そんなユニコーン達に俺が同居していることを知られたら何を言われるか。言われるというかされるか。そこだけが懸念ポイントである。

「ふぅ……しかし今日は色々あった……」

昨日に引き続き怒涛だ。あのまりもくんが来たからだろうか。小柄でなんとなくワタワタしてるから、ポメラニアンとかに似てる。
表立って後輩と仲良くしたのは初めてだからパニックになって訳分からん嘘ついてしまったけど。

「園芸委員会の後輩にも、ちゃんと優しくしてあげればよかったかもなぁ」

明日話しかけてみよ。
ぐたーっと力を抜いて麓の街の光を見つめていると、俺の脳にふと天啓が降りてきた。

今日の武藤様の奇行についてである。

「じゃがいも食いたかったんかな」

そういうことだ。
ちょっと待って欲しい。一旦話を聞いて欲しい。確かに武藤様はじゃがいもとかいう庶民の食べ物を口にしないかもしれないが、じゃがいも使えなかったら結構な量の料理がオワコンになるし。

武藤様=料理がお上手……A
じゃがいも=いろんな料理に使う……B

A+B=武藤様はじゃがいもをご所望

完璧な図式である。自分が怖い。IQ200。IQって初めて聞いた漫画作品とか世代によって分かれるよね。俺は某有名ニンジャ漫画。

全てを理解した俺は要するに風呂場ハイテンションとかいうものだった。
が、昔から風呂でハイテンションになったところで誰に何か言えることもなく沈静化していたため、風呂の異常性に気づいてはいなかった。

人は時折の失敗を通して成長するが、失敗するチャンスのない人間もいる。そう、コミュ障である。

早速風呂から上がった俺は体を拭き、パジャマを身につけ、廊下を曲がる。リビングまでの扉を勢いよく開き、自信満々に宣言した。

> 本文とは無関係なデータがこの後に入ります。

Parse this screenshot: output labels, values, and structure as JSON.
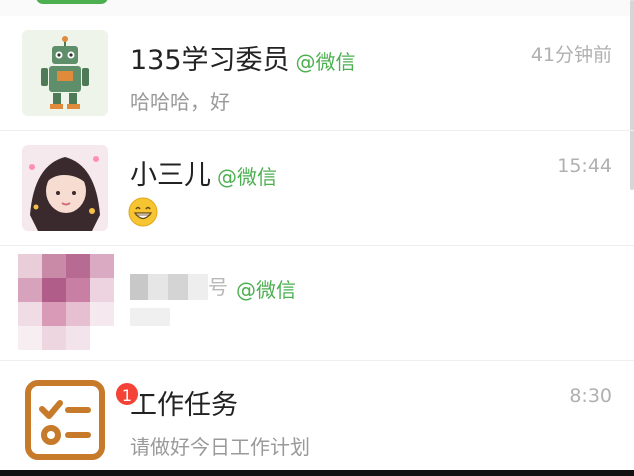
{
  "conversations": [
    {
      "name": "135学习委员",
      "source": "@微信",
      "preview": "哈哈哈，好",
      "time": "41分钟前",
      "avatar": "robot-avatar"
    },
    {
      "name": "小三儿",
      "source": "@微信",
      "preview_emoji": "grinning-emoji",
      "time": "15:44",
      "avatar": "girl-photo-avatar"
    },
    {
      "name_visible_fragment": "号",
      "source": "@微信",
      "time": "",
      "avatar": "pixelated-avatar"
    },
    {
      "name": "工作任务",
      "preview": "请做好今日工作计划",
      "time": "8:30",
      "badge_count": "1",
      "avatar": "task-list-icon"
    }
  ],
  "colors": {
    "source_green": "#4caf50",
    "badge_red": "#f44336",
    "task_orange": "#c77a2a"
  }
}
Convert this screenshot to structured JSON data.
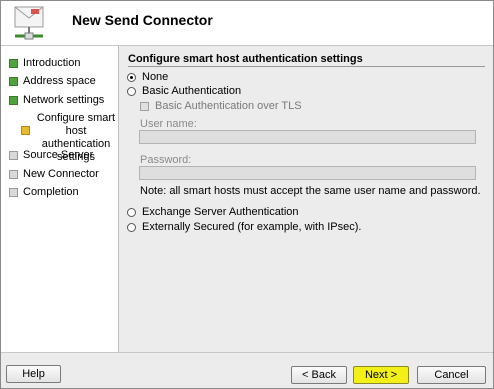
{
  "header": {
    "title": "New Send Connector"
  },
  "sidebar": {
    "items": [
      {
        "label": "Introduction",
        "status": "complete"
      },
      {
        "label": "Address space",
        "status": "complete"
      },
      {
        "label": "Network settings",
        "status": "complete"
      },
      {
        "label": "Configure smart host authentication settings",
        "lines": [
          "Configure smart",
          "host authentication",
          "settings"
        ],
        "status": "current"
      },
      {
        "label": "Source Server",
        "status": "pending"
      },
      {
        "label": "New Connector",
        "status": "pending"
      },
      {
        "label": "Completion",
        "status": "pending"
      }
    ]
  },
  "main": {
    "section_title": "Configure smart host authentication settings",
    "options": {
      "none": {
        "label": "None",
        "selected": true
      },
      "basic": {
        "label": "Basic Authentication",
        "selected": false
      },
      "basic_tls": {
        "label": "Basic Authentication over TLS",
        "checked": false,
        "enabled": false
      },
      "exchange": {
        "label": "Exchange Server Authentication",
        "selected": false
      },
      "external": {
        "label": "Externally Secured (for example, with IPsec).",
        "selected": false
      }
    },
    "user_name": {
      "label": "User name:",
      "value": ""
    },
    "password": {
      "label": "Password:",
      "value": ""
    },
    "note": "Note: all smart hosts must accept the same user name and password."
  },
  "footer": {
    "help": "Help",
    "back": "< Back",
    "next": "Next >",
    "cancel": "Cancel"
  },
  "colors": {
    "complete": "#4ea33a",
    "current": "#e7b92e",
    "pending": "#d8d8d8",
    "next_highlight": "#f3f018"
  }
}
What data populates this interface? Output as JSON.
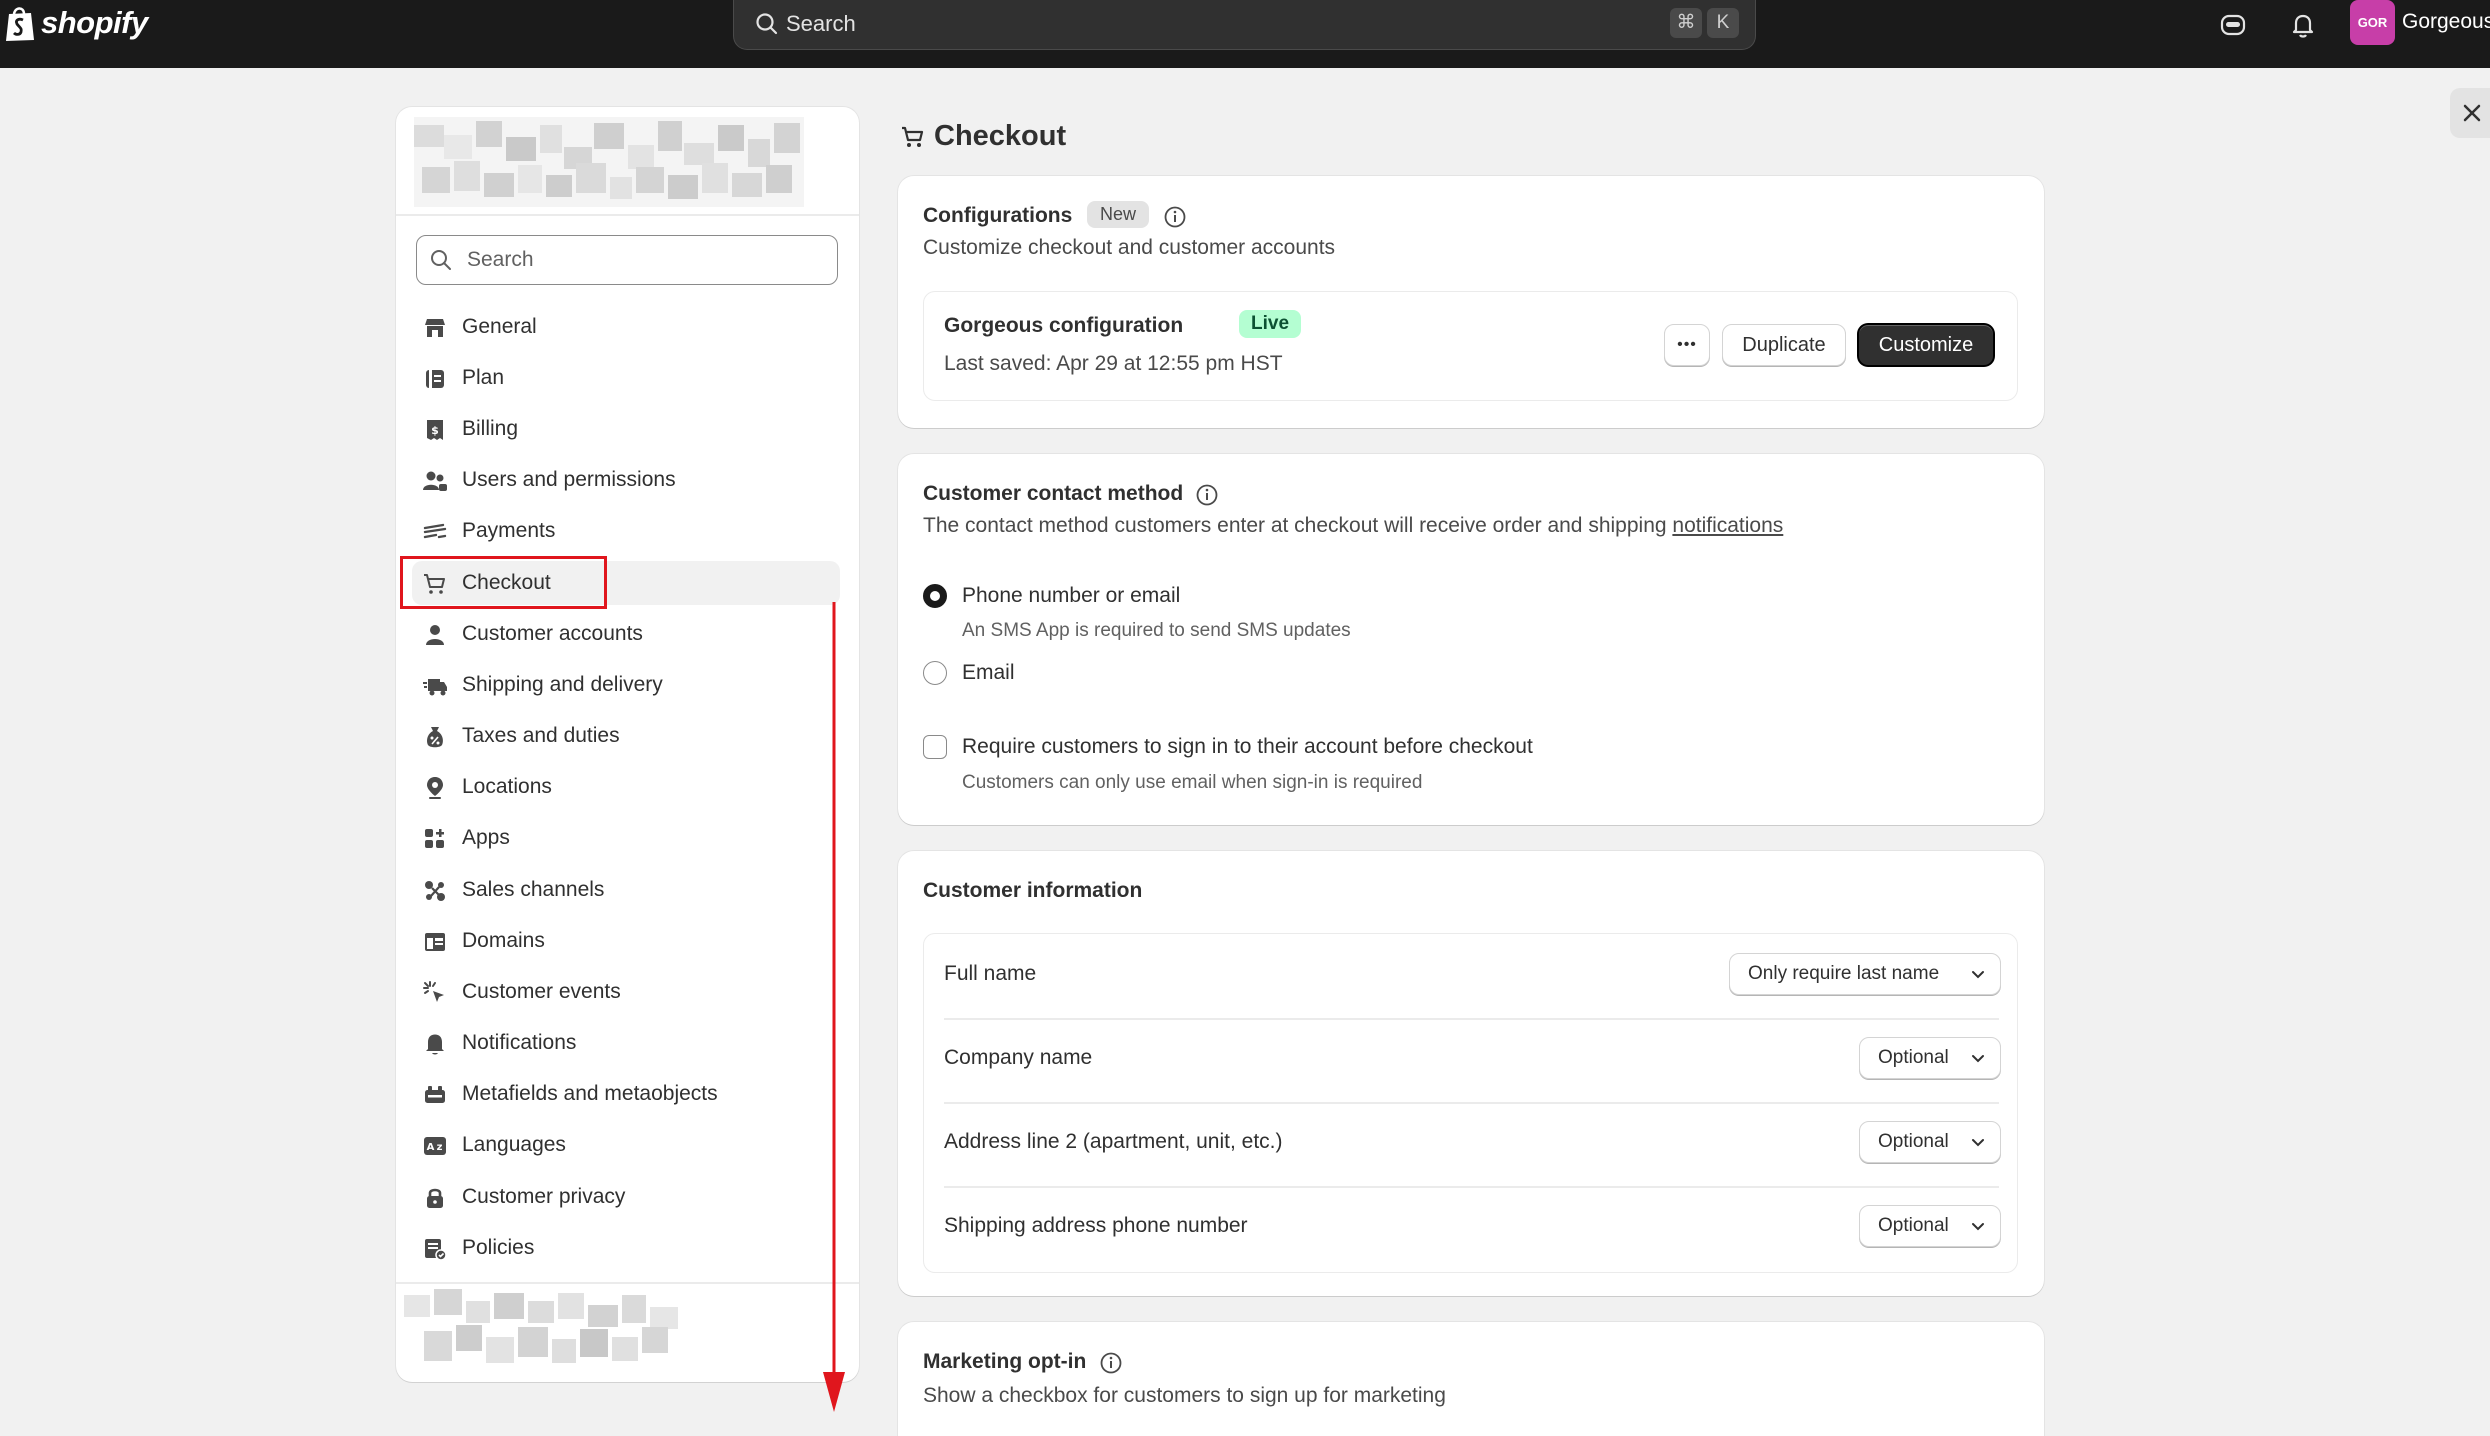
{
  "topbar": {
    "logo_text": "shopify",
    "search_placeholder": "Search",
    "shortcut_keys": [
      "⌘",
      "K"
    ],
    "avatar_initials": "GOR",
    "store_name": "Gorgeous"
  },
  "sidebar": {
    "search_placeholder": "Search",
    "items": [
      {
        "label": "General",
        "icon": "store-icon"
      },
      {
        "label": "Plan",
        "icon": "plan-icon"
      },
      {
        "label": "Billing",
        "icon": "billing-icon"
      },
      {
        "label": "Users and permissions",
        "icon": "users-icon"
      },
      {
        "label": "Payments",
        "icon": "payments-icon"
      },
      {
        "label": "Checkout",
        "icon": "cart-icon",
        "active": true
      },
      {
        "label": "Customer accounts",
        "icon": "person-icon"
      },
      {
        "label": "Shipping and delivery",
        "icon": "truck-icon"
      },
      {
        "label": "Taxes and duties",
        "icon": "tax-icon"
      },
      {
        "label": "Locations",
        "icon": "location-icon"
      },
      {
        "label": "Apps",
        "icon": "apps-icon"
      },
      {
        "label": "Sales channels",
        "icon": "channels-icon"
      },
      {
        "label": "Domains",
        "icon": "domains-icon"
      },
      {
        "label": "Customer events",
        "icon": "cursor-icon"
      },
      {
        "label": "Notifications",
        "icon": "bell-icon"
      },
      {
        "label": "Metafields and metaobjects",
        "icon": "metafields-icon"
      },
      {
        "label": "Languages",
        "icon": "language-icon"
      },
      {
        "label": "Customer privacy",
        "icon": "lock-icon"
      },
      {
        "label": "Policies",
        "icon": "policies-icon"
      }
    ]
  },
  "page": {
    "title": "Checkout"
  },
  "configurations": {
    "title": "Configurations",
    "badge": "New",
    "subtitle": "Customize checkout and customer accounts",
    "config_name": "Gorgeous configuration",
    "config_status": "Live",
    "last_saved": "Last saved: Apr 29 at 12:55 pm HST",
    "more_label": "•••",
    "duplicate_label": "Duplicate",
    "customize_label": "Customize"
  },
  "contact_method": {
    "title": "Customer contact method",
    "subtitle_prefix": "The contact method customers enter at checkout will receive order and shipping ",
    "subtitle_link": "notifications",
    "option_phone": "Phone number or email",
    "option_phone_help": "An SMS App is required to send SMS updates",
    "option_email": "Email",
    "selected": "Phone number or email",
    "require_signin": "Require customers to sign in to their account before checkout",
    "require_signin_help": "Customers can only use email when sign-in is required",
    "require_signin_checked": false
  },
  "customer_information": {
    "title": "Customer information",
    "rows": [
      {
        "label": "Full name",
        "value": "Only require last name"
      },
      {
        "label": "Company name",
        "value": "Optional"
      },
      {
        "label": "Address line 2 (apartment, unit, etc.)",
        "value": "Optional"
      },
      {
        "label": "Shipping address phone number",
        "value": "Optional"
      }
    ]
  },
  "marketing": {
    "title": "Marketing opt-in",
    "subtitle": "Show a checkbox for customers to sign up for marketing"
  }
}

ちなみに武藤様はリビングにあるソファで読書をしていた。勤勉な姿にきゅんです。

「会長さま! 芋いる!?!?」
「いらん」
「……!!」

賢い俺は理解した。風呂場ハイテンションというものの魔力と──今日の夜、この呆れたような睥睨を思い出して悲しくなるのだろうという己の動向を。